Kayserispor’un bu hamlesine Galatasaray tek forvete dönerek yanıt verdi. Zira maça Muhammed - Falcao ileri ikilisiyle, tipik 4-1-3-2 düzeninde başlamışlardı. Muhammed yerini boş alanları iyi kullanan Onyekuru’ya bıraktı. Aslında Galatasaray maçı bu değişiklikle kazanmıştı. Kondüsyonu yetersiz Emre Akbaba’nın yerine de Kerem oyuna dahil oldu. Bu arada Emre Akbaba, Belhanda’nın sürpriz gidişinden sonraki ilk maçta onun yapmadılarını yaptı. Her kenar ortasında ceza sahasına sürpriz koşular yaptı, topla buluştu, kafa vurdu, ayağını soktu. Rakip savunma hattına karşılık sayısal üstünlük kurabilmek ve savunma organizasyonunu bozmak adına elinden geleni yaptı. Bu yönüyle günün iyilierinden biri olduğunu düşünüyorum.
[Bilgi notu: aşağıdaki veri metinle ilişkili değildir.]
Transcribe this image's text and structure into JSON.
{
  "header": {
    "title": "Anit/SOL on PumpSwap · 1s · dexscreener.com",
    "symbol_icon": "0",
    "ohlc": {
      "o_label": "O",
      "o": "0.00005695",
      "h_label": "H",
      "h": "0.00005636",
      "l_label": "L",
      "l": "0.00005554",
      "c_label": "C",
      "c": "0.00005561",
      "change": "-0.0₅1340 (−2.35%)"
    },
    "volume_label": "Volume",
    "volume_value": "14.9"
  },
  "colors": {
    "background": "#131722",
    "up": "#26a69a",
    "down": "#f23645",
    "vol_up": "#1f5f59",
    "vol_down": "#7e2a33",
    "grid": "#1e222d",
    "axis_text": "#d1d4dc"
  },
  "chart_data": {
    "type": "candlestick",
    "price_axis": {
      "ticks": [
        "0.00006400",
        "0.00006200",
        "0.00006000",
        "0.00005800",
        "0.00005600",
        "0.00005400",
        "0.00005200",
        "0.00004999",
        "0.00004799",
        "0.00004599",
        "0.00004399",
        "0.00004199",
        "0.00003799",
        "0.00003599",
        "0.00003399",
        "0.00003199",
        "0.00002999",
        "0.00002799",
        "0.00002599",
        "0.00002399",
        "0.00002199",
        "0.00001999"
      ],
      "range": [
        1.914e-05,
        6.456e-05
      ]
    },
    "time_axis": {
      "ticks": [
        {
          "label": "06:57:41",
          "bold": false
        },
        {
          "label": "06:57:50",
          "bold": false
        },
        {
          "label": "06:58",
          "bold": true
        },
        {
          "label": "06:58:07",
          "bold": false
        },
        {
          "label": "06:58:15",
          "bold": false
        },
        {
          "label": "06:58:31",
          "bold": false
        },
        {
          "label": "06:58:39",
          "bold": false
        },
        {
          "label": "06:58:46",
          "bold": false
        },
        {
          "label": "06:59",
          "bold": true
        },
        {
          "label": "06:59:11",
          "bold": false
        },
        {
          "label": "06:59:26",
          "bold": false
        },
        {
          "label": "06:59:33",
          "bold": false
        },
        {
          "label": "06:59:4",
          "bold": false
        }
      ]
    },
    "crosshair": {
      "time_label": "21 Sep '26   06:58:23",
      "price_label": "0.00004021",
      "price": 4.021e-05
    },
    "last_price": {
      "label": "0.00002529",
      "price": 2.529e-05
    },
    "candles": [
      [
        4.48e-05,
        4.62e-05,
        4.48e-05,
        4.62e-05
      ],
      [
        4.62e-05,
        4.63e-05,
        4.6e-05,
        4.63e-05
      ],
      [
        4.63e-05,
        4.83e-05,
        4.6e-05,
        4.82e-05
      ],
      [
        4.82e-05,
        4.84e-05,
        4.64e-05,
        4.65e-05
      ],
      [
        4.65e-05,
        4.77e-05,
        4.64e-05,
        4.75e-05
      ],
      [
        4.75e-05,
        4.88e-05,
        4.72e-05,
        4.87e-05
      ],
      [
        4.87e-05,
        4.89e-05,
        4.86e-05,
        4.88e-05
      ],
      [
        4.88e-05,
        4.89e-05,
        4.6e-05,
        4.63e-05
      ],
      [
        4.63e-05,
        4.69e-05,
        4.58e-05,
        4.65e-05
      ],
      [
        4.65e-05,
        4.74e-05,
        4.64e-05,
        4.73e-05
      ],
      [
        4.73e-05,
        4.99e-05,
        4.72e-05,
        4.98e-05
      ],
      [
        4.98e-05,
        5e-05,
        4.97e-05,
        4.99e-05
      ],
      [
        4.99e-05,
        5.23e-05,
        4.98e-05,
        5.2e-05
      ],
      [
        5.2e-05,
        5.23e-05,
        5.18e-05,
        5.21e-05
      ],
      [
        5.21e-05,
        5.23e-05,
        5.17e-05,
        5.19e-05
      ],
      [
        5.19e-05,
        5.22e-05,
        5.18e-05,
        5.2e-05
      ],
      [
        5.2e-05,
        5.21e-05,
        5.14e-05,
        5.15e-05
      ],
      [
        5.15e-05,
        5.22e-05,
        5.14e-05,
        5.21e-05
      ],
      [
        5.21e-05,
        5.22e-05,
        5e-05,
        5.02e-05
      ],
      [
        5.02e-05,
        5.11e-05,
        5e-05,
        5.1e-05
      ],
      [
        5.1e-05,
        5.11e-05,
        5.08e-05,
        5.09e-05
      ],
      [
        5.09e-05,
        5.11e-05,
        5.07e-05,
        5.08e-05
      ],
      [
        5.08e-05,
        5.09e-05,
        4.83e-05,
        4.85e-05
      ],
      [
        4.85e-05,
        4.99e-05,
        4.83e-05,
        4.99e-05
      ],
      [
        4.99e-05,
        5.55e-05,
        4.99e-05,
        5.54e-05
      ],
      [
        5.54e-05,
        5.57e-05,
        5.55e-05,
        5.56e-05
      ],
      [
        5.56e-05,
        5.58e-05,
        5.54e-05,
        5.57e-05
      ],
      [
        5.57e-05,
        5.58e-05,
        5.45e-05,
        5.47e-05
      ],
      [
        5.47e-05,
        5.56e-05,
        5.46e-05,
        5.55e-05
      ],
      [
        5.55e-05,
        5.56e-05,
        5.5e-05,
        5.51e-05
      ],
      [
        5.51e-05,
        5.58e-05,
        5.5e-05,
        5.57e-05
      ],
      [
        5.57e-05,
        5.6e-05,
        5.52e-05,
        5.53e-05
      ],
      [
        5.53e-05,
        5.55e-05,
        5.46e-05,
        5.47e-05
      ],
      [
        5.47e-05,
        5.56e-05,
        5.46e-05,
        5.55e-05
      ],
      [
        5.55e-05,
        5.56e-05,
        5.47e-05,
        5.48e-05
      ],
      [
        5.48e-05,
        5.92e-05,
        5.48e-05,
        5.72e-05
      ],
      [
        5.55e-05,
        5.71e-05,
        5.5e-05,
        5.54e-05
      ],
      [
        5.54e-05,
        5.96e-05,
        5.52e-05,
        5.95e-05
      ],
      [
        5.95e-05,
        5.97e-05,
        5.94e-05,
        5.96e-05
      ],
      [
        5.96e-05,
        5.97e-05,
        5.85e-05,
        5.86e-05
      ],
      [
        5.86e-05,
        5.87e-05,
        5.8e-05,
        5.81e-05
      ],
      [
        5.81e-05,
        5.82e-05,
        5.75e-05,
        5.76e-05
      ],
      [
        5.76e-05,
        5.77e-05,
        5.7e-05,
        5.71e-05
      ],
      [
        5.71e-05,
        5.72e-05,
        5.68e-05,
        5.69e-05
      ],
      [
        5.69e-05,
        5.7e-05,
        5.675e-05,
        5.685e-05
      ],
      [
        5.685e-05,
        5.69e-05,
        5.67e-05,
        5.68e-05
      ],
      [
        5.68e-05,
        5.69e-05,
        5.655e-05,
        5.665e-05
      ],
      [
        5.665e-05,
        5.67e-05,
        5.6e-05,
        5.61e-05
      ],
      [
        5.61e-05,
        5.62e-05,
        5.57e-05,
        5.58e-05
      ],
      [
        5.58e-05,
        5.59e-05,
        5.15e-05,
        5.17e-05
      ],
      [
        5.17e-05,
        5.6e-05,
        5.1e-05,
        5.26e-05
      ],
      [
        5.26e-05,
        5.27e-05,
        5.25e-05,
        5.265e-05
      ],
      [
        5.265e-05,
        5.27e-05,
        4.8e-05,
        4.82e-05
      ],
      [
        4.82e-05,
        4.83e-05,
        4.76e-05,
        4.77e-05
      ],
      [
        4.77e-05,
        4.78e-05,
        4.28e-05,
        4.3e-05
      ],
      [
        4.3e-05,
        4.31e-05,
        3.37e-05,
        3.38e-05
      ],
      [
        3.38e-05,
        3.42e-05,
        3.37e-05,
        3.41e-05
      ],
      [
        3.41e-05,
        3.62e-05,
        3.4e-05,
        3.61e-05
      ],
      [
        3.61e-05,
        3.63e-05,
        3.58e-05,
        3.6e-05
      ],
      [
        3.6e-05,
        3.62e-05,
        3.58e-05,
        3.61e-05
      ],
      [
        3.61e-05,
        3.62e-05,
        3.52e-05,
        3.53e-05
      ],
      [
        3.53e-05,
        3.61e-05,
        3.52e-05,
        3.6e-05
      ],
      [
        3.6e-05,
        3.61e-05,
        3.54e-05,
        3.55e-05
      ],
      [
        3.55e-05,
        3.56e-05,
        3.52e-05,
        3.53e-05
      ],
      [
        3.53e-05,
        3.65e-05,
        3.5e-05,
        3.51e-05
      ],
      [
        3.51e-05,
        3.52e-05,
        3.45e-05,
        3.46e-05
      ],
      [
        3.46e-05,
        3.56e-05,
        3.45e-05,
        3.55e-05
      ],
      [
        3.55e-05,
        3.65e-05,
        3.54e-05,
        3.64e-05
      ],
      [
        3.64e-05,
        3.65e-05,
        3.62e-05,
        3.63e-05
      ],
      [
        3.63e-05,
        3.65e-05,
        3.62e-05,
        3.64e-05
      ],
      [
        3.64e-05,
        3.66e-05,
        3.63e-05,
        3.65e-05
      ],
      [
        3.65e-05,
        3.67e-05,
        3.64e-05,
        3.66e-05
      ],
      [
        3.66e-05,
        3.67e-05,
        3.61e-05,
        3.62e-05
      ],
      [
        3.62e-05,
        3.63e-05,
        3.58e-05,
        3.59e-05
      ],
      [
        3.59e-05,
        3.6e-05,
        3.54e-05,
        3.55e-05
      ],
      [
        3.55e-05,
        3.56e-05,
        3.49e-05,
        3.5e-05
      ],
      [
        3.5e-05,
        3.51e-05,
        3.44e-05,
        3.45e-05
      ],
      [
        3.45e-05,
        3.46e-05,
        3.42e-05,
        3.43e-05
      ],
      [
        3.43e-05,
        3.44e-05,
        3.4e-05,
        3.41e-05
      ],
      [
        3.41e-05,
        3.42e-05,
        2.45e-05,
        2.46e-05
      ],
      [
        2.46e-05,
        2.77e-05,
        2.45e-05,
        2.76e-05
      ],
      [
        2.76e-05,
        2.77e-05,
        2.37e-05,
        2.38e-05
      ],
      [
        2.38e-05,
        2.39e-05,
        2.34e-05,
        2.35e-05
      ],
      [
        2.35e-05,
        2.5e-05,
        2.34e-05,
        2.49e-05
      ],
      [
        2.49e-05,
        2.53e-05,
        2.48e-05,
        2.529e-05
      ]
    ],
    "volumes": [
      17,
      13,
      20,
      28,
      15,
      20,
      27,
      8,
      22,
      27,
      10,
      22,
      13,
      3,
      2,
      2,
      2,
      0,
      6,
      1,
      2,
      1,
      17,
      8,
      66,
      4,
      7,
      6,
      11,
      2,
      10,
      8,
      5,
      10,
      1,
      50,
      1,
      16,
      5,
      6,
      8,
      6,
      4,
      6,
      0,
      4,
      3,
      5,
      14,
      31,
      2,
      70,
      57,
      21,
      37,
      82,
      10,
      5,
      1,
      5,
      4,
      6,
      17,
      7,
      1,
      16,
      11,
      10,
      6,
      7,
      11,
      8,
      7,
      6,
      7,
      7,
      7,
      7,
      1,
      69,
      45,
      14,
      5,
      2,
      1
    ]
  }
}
Yaptığı 2 değişiklikle boş alanları daha iyi kullanmaya meyleden Galatasaray, 75’te yaptığı değişiklikle yorulan Gedson Fernandes yerine Feghouli’yi oyuna aldı ve Fatih Terim, Cezayirli futbolcuyu 10 numara mevkinde görevlendirdi. Bu değişiklikle beraber Galatasaray hücumda santrfor olarak 1 eksilmiş ama orta saha oyuncusu olarak 2 artmıştı. Kayserispor için risk almaktan başka seçenek kalmamıştı. Geride bıraktıkları alanlar onlar için giderek daha da büyük tehlikelere gebeydi ve sahada o boşlukları doldurmakta uzman bir oyuncu, Onyekuru vardı. Zaten Onyekuru da attığı 2 golle cezayı fazlasıyla kesti.
Son tahlilde 2 maçtır kayıp yaşayan Galatasaray, Kayseri’den 3 puanla döndü ve zirve takibini sürdürdü. Ev sahibi Kayserispor ise üst üste aldığı Rizespor ve Hatay galibiyetlerinden sonra mağlubiyetle yine tanışmış oldu.